Estos modestos éxitos estimularon a sus rivales, entre los que destaca el navegante genovés Cristóbal Colón quien convenció a los monarcas españoles Fernando e Isabel de que debían apoyarle en la búsqueda de una ruta más directa hacia Asia. Creía que una posibilidad era atravesar el Atlántico navegando siempre hacia el oeste. Estaba erróneamente persuadido de que la distancia hasta China a través del Atlántico era mucho menor de lo que muchos otros suponían. Fernando e Isabel apostaron por su idea porque sabían que, en caso de que el marino estuviera en lo cierto, los beneficios serían extraordinarios. El 12 de octubre de 1492, los barcos de Colón avistaron una isla que bautizaron como San Salvador, perteneciente hoy al archipiélago de las Bahamas. En los últimos años de su vida, el descubridor seguía convencido de haber llegado a Asia, «las Indias», y por eso llamó «indios» a los pobladores de las regiones en las que desembarcó. Esa fue también la razón de que le desconcertaran tanto su desnudez, su aparente pobreza, y que no vistiesen kimonos ni túnicas de seda. Los nativos que apresó le condujeron hasta Cuba, donde encontró pequeñas cantidades de oro, lo que bastó para que Fernando e Isabel se persuadieran de la conveniencia de financiar nuevos viajes. Con sus idas y venidas, Colón estableció la primera línea de contacto regular entre dos zonas del mundo tan relevantes como las de América y Afro-Eurasia. En 1498, apenas seis años después del primer periplo trasatlántico de Colón, el capitán portugués Vasco de Gama mostró que también podía llegarse al Sudeste Asiático por el extremo meridional de África. El océano Índico no era un inmenso lago cerrado, como muchos habían supuesto.

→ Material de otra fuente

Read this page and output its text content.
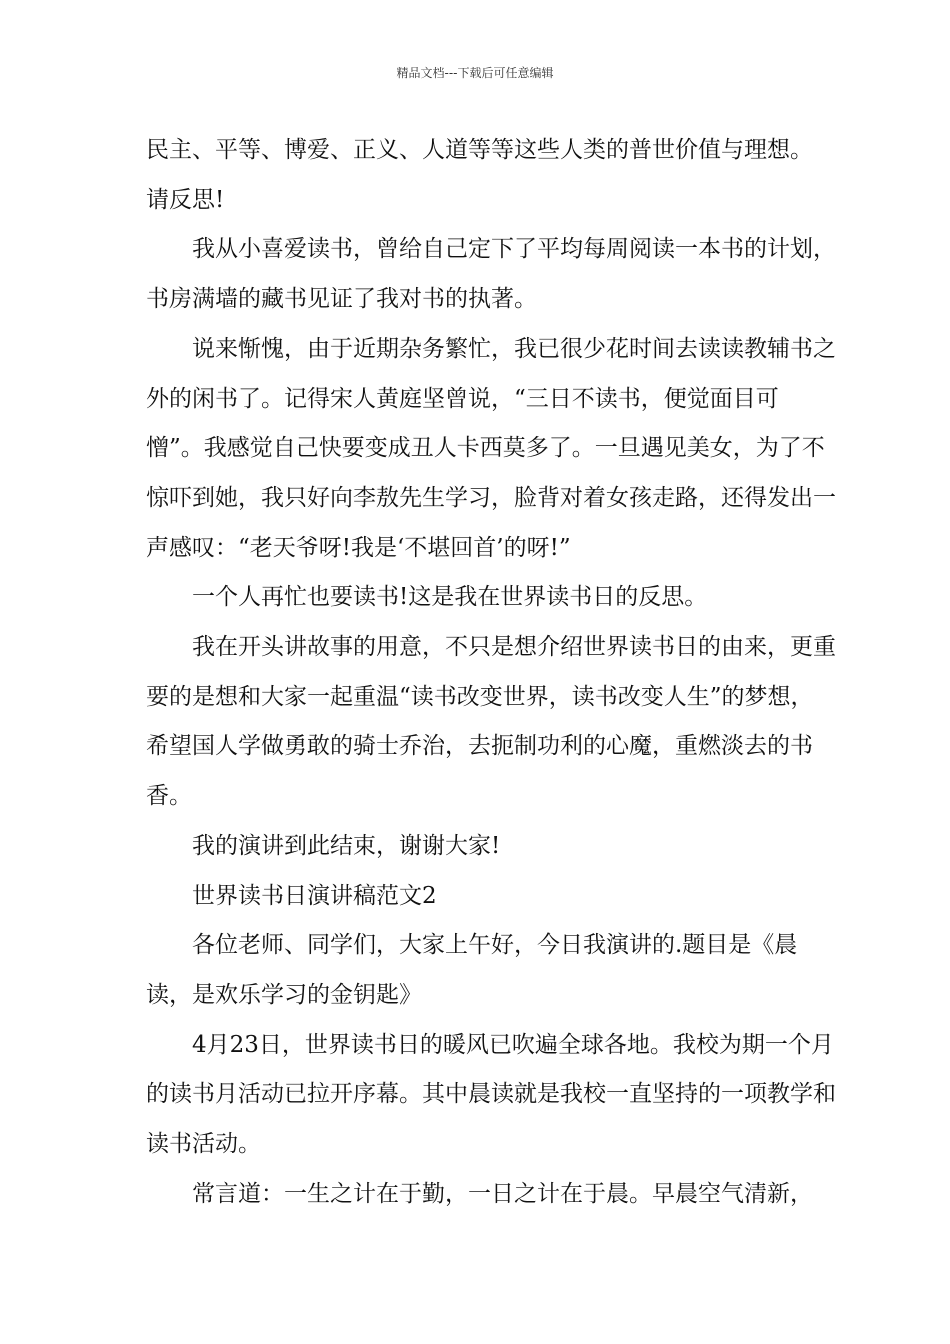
精品文档---下载后可任意编辑

民主、平等、博爱、正义、人道等等这些人类的普世价值与理想。

请反思!

我从小喜爱读书，曾给自己定下了平均每周阅读一本书的计划，书房满墙的藏书见证了我对书的执著。

说来惭愧，由于近期杂务繁忙，我已很少花时间去读读教辅书之外的闲书了。记得宋人黄庭坚曾说，“三日不读书，便觉面目可憎”。我感觉自己快要变成丑人卡西莫多了。一旦遇见美女，为了不惊吓到她，我只好向李敖先生学习，脸背对着女孩走路，还得发出一声感叹：“老天爷呀!我是‘不堪回首’的呀!”

一个人再忙也要读书!这是我在世界读书日的反思。

我在开头讲故事的用意，不只是想介绍世界读书日的由来，更重要的是想和大家一起重温“读书改变世界，读书改变人生”的梦想，希望国人学做勇敢的骑士乔治，去扼制功利的心魔，重燃淡去的书香。

我的演讲到此结束，谢谢大家!

世界读书日演讲稿范文2

各位老师、同学们，大家上午好，今日我演讲的.题目是《晨读，是欢乐学习的金钥匙》

4月23日，世界读书日的暖风已吹遍全球各地。我校为期一个月的读书月活动已拉开序幕。其中晨读就是我校一直坚持的一项教学和读书活动。

常言道：一生之计在于勤，一日之计在于晨。早晨空气清新，
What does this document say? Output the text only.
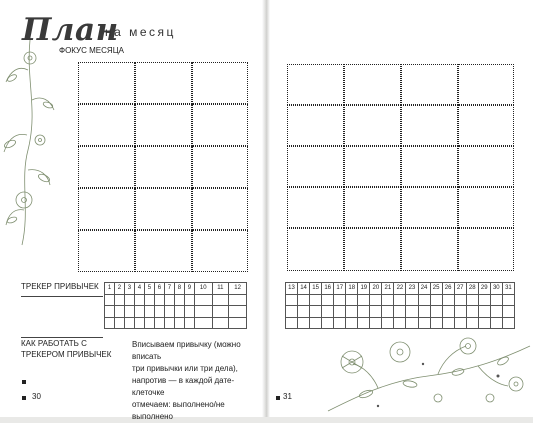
План
на месяц
ФОКУС МЕСЯЦА
ТРЕКЕР ПРИВЫЧЕК 1	2	3	4	5	6	7	8	9	10	11	12

												13	14	15	16	17	18	19	20	21	22	23	24	25	26	27	28	29	30	31

КАК РАБОТАТЬ С
ТРЕКЕРОМ ПРИВЫЧЕК
Вписываем привычку (можно вписать
три привычки или три дела),
напротив — в каждой дате-клеточке
отмечаем: выполнено/не выполнено
30	31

Muchos (si no la mayoría) de los contactos iniciales entre personas de diferentes zonas del mundo fueron violentos, caóticos y destructivos. Desde luego, el recelo que a menudo inspiran los extraños tuvo en este caso un papel destacado. Sin embargo, también pesaron en esos desencuentros las muchas diferencias que separaban a los ahí reunidos, pues no solo les distinguían cuestiones como la densidad de la población, las tecnologías disponibles o el modelo de sus respectivas organizaciones sociales y militares, sino también factores como la resistencia a ciertas enfermedades, dado que en esas regiones hasta entonces aisladas los muchos milenios transcurridos habían generado (o dejado de generar) unas respuestas inmunológicas muy dispares. Evidentemente, unos salían ganando y otros perdiendo, pero la cuestión es que, para estos últimos, los resultados podían ser catastróficos. Como ya ocurriera con la primitiva oxigenación de la atmósfera o con la muerte repentina de los dinosaurios, la situación creada a partir del siglo xvi iba a constituir otro ejemplo de lo que el economista austríaco Joseph Schumpeter denominó «destrucción creativa», esto es, el constante reemplazo, frecuentemente violento, de lo viejo por lo nuevo —d e acuerdo con un proceso que, a juicio de Schumpeter, se hallaba presente en el corazón mismo del capitalismo moderno—. Muchas sociedades se arruinaron y se perdieron muchas vidas. Pero hubo también creación, porque el inmenso alcance de las primeras redes de intercambio global contribuyó a coordinar el aprendizaje colectivo a escala planetaria, liberando enormes flujos de información, energía, riqueza y poder, todo lo cual transformaría las sociedades humanas del conjunto del planeta.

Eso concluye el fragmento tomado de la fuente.